Justice Dhar observed: “The investigating agency did not collect any material to show that the seized videos or photographs were actually published or transmitted through WhatsApp or Facebook, as alleged. In absence of such material, the charge under Section 67 collapses.”
“Trial Court Rightly Declined to Prolong Futile Prosecution Under Section 67”
While the Union Territory argued that the trial court should have allowed the prosecution to present more witnesses to prove the cybercrime charge, the High Court found no merit in that submission.
Justice Dhar held: “Even if further witnesses were examined, it would not cure the fundamental defect — absence of evidence regarding publication or transmission.”
He added: “There is no presumption in law that mere possession of a device containing an obscene video equals publication. The law demands more.”
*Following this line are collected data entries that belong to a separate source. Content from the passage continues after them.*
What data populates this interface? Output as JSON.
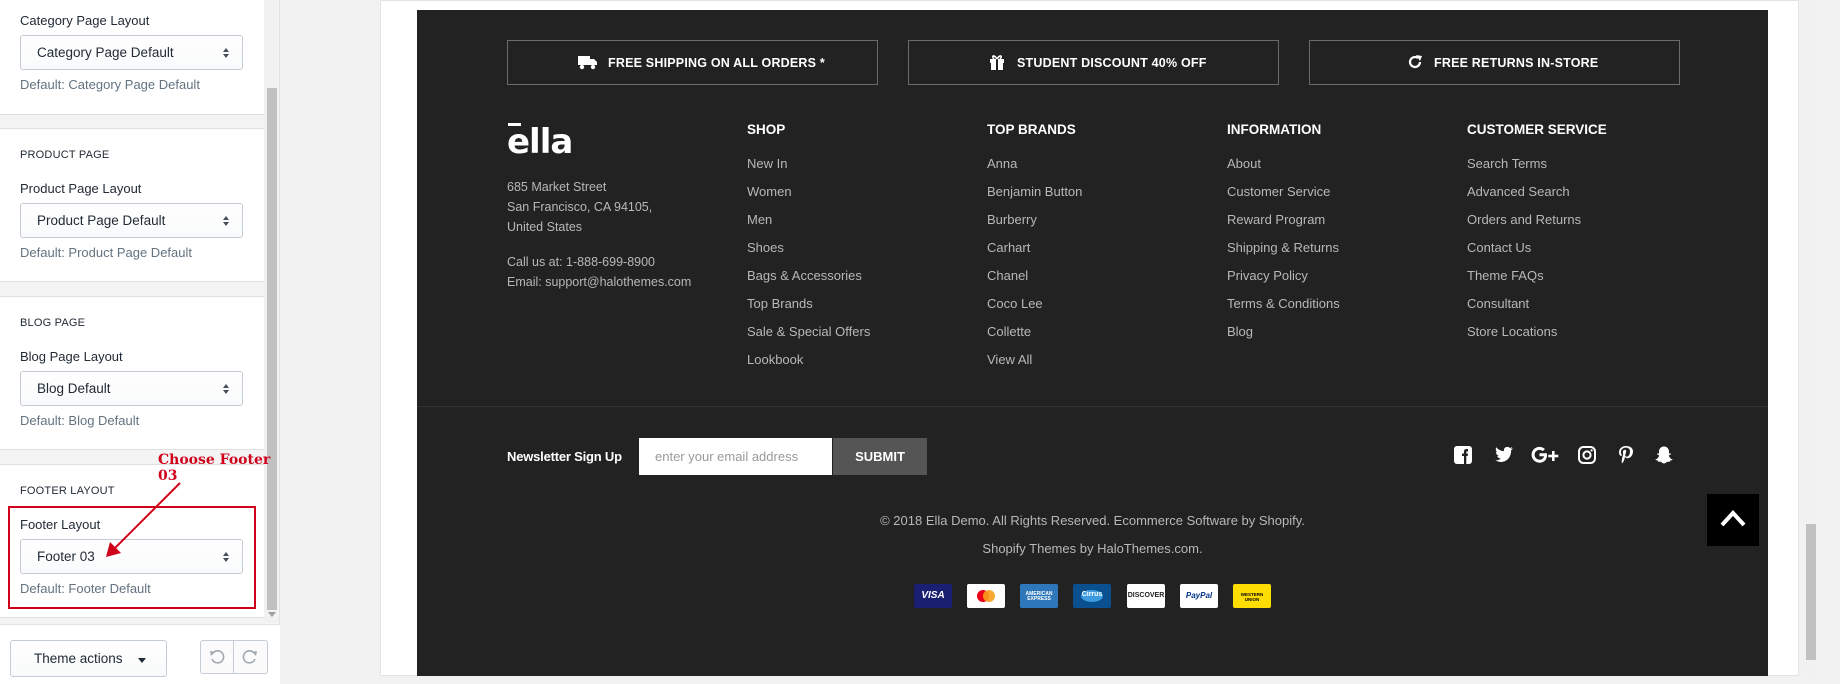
{
  "sidebar": {
    "category": {
      "field_label": "Category Page Layout",
      "selected": "Category Page Default",
      "help": "Default: Category Page Default"
    },
    "product": {
      "heading": "PRODUCT PAGE",
      "field_label": "Product Page Layout",
      "selected": "Product Page Default",
      "help": "Default: Product Page Default"
    },
    "blog": {
      "heading": "BLOG PAGE",
      "field_label": "Blog Page Layout",
      "selected": "Blog Default",
      "help": "Default: Blog Default"
    },
    "footer": {
      "heading": "FOOTER LAYOUT",
      "field_label": "Footer Layout",
      "selected": "Footer 03",
      "help": "Default: Footer Default"
    },
    "annotation": "Choose Footer 03",
    "annotation_color": "#d0021b",
    "theme_actions_label": "Theme actions"
  },
  "promos": [
    {
      "icon": "truck-icon",
      "label": "FREE SHIPPING ON ALL ORDERS *"
    },
    {
      "icon": "gift-icon",
      "label": "STUDENT DISCOUNT 40% OFF"
    },
    {
      "icon": "refresh-icon",
      "label": "FREE RETURNS IN-STORE"
    }
  ],
  "brand": {
    "logo": "ella",
    "address": [
      "685 Market Street",
      "San Francisco, CA 94105,",
      "United States"
    ],
    "phone": "Call us at: 1-888-699-8900",
    "email": "Email: support@halothemes.com"
  },
  "columns": [
    {
      "title": "SHOP",
      "links": [
        "New In",
        "Women",
        "Men",
        "Shoes",
        "Bags & Accessories",
        "Top Brands",
        "Sale & Special Offers",
        "Lookbook"
      ]
    },
    {
      "title": "TOP BRANDS",
      "links": [
        "Anna",
        "Benjamin Button",
        "Burberry",
        "Carhart",
        "Chanel",
        "Coco Lee",
        "Collette",
        "View All"
      ]
    },
    {
      "title": "INFORMATION",
      "links": [
        "About",
        "Customer Service",
        "Reward Program",
        "Shipping & Returns",
        "Privacy Policy",
        "Terms & Conditions",
        "Blog"
      ]
    },
    {
      "title": "CUSTOMER SERVICE",
      "links": [
        "Search Terms",
        "Advanced Search",
        "Orders and Returns",
        "Contact Us",
        "Theme FAQs",
        "Consultant",
        "Store Locations"
      ]
    }
  ],
  "newsletter": {
    "label": "Newsletter Sign Up",
    "placeholder": "enter your email address",
    "submit": "SUBMIT"
  },
  "social_icons": [
    "facebook-icon",
    "twitter-icon",
    "google-plus-icon",
    "instagram-icon",
    "pinterest-icon",
    "snapchat-icon"
  ],
  "copyright": {
    "line1": "© 2018 Ella Demo. All Rights Reserved. Ecommerce Software by Shopify.",
    "line2": "Shopify Themes by HaloThemes.com."
  },
  "payments": [
    {
      "name": "VISA",
      "bg": "#1a1f71",
      "fg": "#ffffff"
    },
    {
      "name": "mastercard",
      "bg": "#ffffff",
      "fg": "#eb001b"
    },
    {
      "name": "AMERICAN EXPRESS",
      "bg": "#2e77bb",
      "fg": "#ffffff"
    },
    {
      "name": "Cirrus",
      "bg": "#0a4f8e",
      "fg": "#ffffff"
    },
    {
      "name": "DISCOVER",
      "bg": "#ffffff",
      "fg": "#222222"
    },
    {
      "name": "PayPal",
      "bg": "#ffffff",
      "fg": "#003087"
    },
    {
      "name": "WESTERN UNION",
      "bg": "#ffdd00",
      "fg": "#000000"
    }
  ],
  "colors": {
    "footer_bg": "#222222",
    "footer_text": "#b8b8b8",
    "accent_red": "#d0021b"
  }
}
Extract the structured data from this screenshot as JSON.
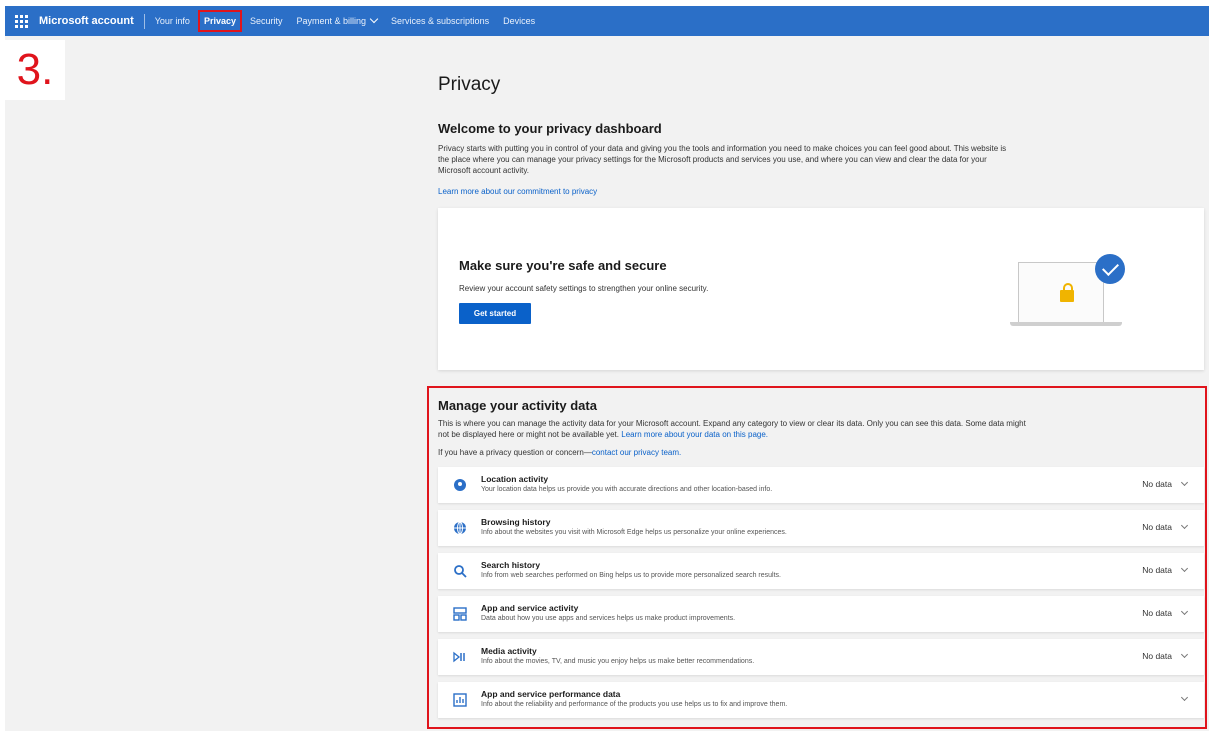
{
  "nav": {
    "brand": "Microsoft account",
    "items": [
      "Your info",
      "Privacy",
      "Security",
      "Payment & billing",
      "Services & subscriptions",
      "Devices"
    ],
    "active": "Privacy"
  },
  "step_label": "3.",
  "page": {
    "title": "Privacy",
    "welcome_heading": "Welcome to your privacy dashboard",
    "welcome_text": "Privacy starts with putting you in control of your data and giving you the tools and information you need to make choices you can feel good about. This website is the place where you can manage your privacy settings for the Microsoft products and services you use, and where you can view and clear the data for your Microsoft account activity.",
    "welcome_link": "Learn more about our commitment to privacy"
  },
  "safe_card": {
    "heading": "Make sure you're safe and secure",
    "text": "Review your account safety settings to strengthen your online security.",
    "button": "Get started"
  },
  "manage": {
    "heading": "Manage your activity data",
    "text_before_link": "This is where you can manage the activity data for your Microsoft account. Expand any category to view or clear its data. Only you can see this data. Some data might not be displayed here or might not be available yet.",
    "text_link": "Learn more about your data on this page.",
    "question": "If you have a privacy question or concern—",
    "question_link": "contact our privacy team."
  },
  "rows": [
    {
      "title": "Location activity",
      "desc": "Your location data helps us provide you with accurate directions and other location-based info.",
      "status": "No data",
      "icon": "location-pin-icon"
    },
    {
      "title": "Browsing history",
      "desc": "Info about the websites you visit with Microsoft Edge helps us personalize your online experiences.",
      "status": "No data",
      "icon": "globe-icon"
    },
    {
      "title": "Search history",
      "desc": "Info from web searches performed on Bing helps us to provide more personalized search results.",
      "status": "No data",
      "icon": "search-icon"
    },
    {
      "title": "App and service activity",
      "desc": "Data about how you use apps and services helps us make product improvements.",
      "status": "No data",
      "icon": "apps-icon"
    },
    {
      "title": "Media activity",
      "desc": "Info about the movies, TV, and music you enjoy helps us make better recommendations.",
      "status": "No data",
      "icon": "media-icon"
    },
    {
      "title": "App and service performance data",
      "desc": "Info about the reliability and performance of the products you use helps us to fix and improve them.",
      "status": "",
      "icon": "performance-icon"
    }
  ],
  "colors": {
    "nav_bg": "#2b6fc7",
    "accent": "#0a61c9",
    "highlight": "#e0141c",
    "lock": "#f0b400"
  }
}
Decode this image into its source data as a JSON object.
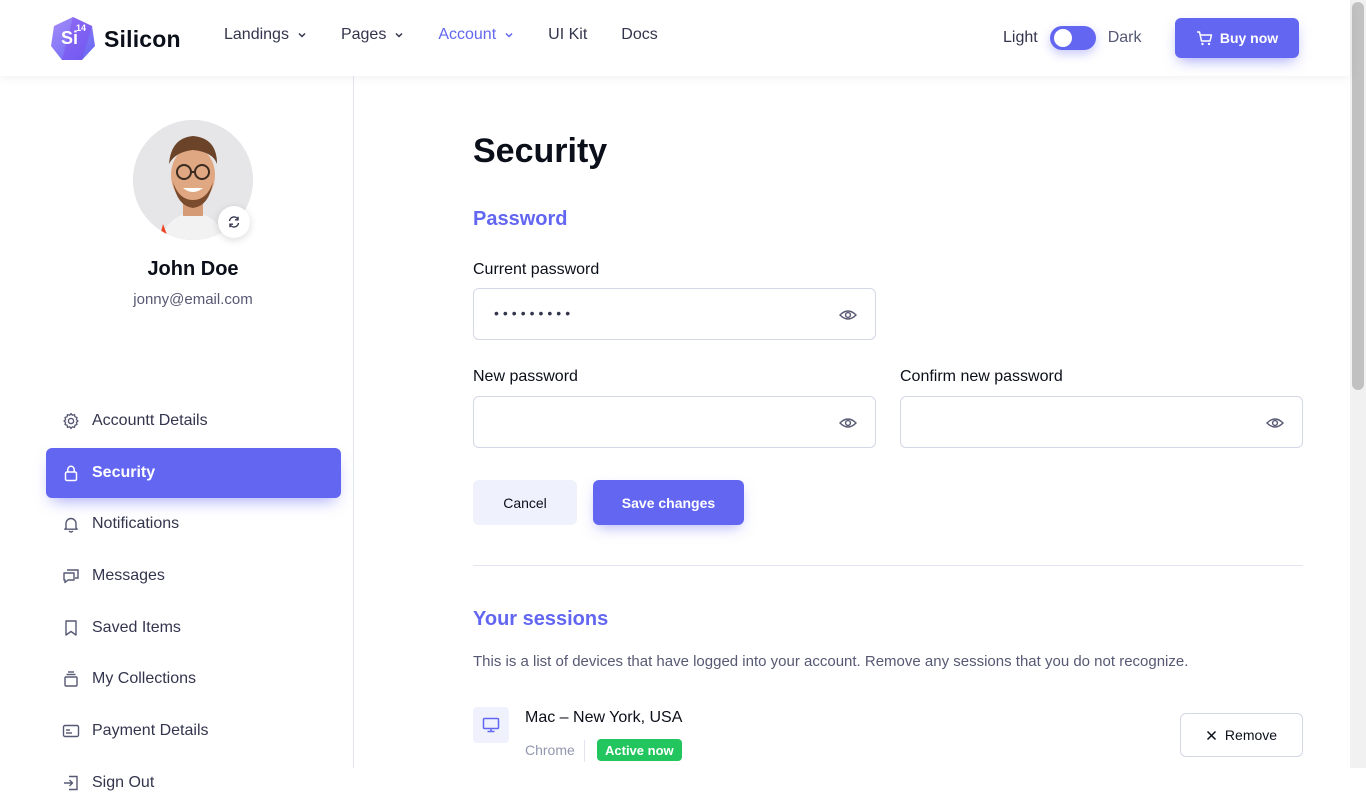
{
  "brand": {
    "name": "Silicon",
    "logo_mark": "Si",
    "logo_version": "14",
    "accent": "#6366f1"
  },
  "nav": {
    "items": [
      {
        "label": "Landings",
        "dropdown": true,
        "active": false
      },
      {
        "label": "Pages",
        "dropdown": true,
        "active": false
      },
      {
        "label": "Account",
        "dropdown": true,
        "active": true
      },
      {
        "label": "UI Kit",
        "dropdown": false,
        "active": false
      },
      {
        "label": "Docs",
        "dropdown": false,
        "active": false
      }
    ],
    "mode_light": "Light",
    "mode_dark": "Dark",
    "buy_label": "Buy now",
    "buy_icon": "cart-icon"
  },
  "profile": {
    "name": "John Doe",
    "email": "jonny@email.com"
  },
  "sidebar": {
    "items": [
      {
        "label": "Accountt Details",
        "icon": "gear-icon",
        "active": false
      },
      {
        "label": "Security",
        "icon": "lock-icon",
        "active": true
      },
      {
        "label": "Notifications",
        "icon": "bell-icon",
        "active": false
      },
      {
        "label": "Messages",
        "icon": "chat-icon",
        "active": false
      },
      {
        "label": "Saved Items",
        "icon": "bookmark-icon",
        "active": false
      },
      {
        "label": "My Collections",
        "icon": "collection-icon",
        "active": false
      },
      {
        "label": "Payment Details",
        "icon": "card-icon",
        "active": false
      },
      {
        "label": "Sign Out",
        "icon": "sign-out-icon",
        "active": false
      }
    ]
  },
  "main": {
    "title": "Security",
    "password_section": "Password",
    "current_password_label": "Current password",
    "current_password_value": "•••••••••",
    "new_password_label": "New password",
    "confirm_password_label": "Confirm new password",
    "cancel_label": "Cancel",
    "save_label": "Save changes",
    "sessions_title": "Your sessions",
    "sessions_desc": "This is a list of devices that have logged into your account. Remove any sessions that you do not recognize.",
    "session": {
      "device": "Mac – New York, USA",
      "browser": "Chrome",
      "status": "Active now",
      "remove_label": "Remove",
      "status_color": "#22c55e"
    }
  }
}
Section 67 IT Act Requires More Than Just Seized Devices – It Requires Proof of Electronic Transmission
The judgment underscores a vital principle in digital evidence law: possession is not publication. The investigation and prosecution under Section 67 of the IT Act must be backed by technical evidence showing publication or transmission, and the forensic analysis must be authenticated and backed by examining expert witnesses.
The High Court has drawn a clear line — digital evidence must meet strict standards of proof, and where such standards are not met, continuing trial proceedings serves no purpose.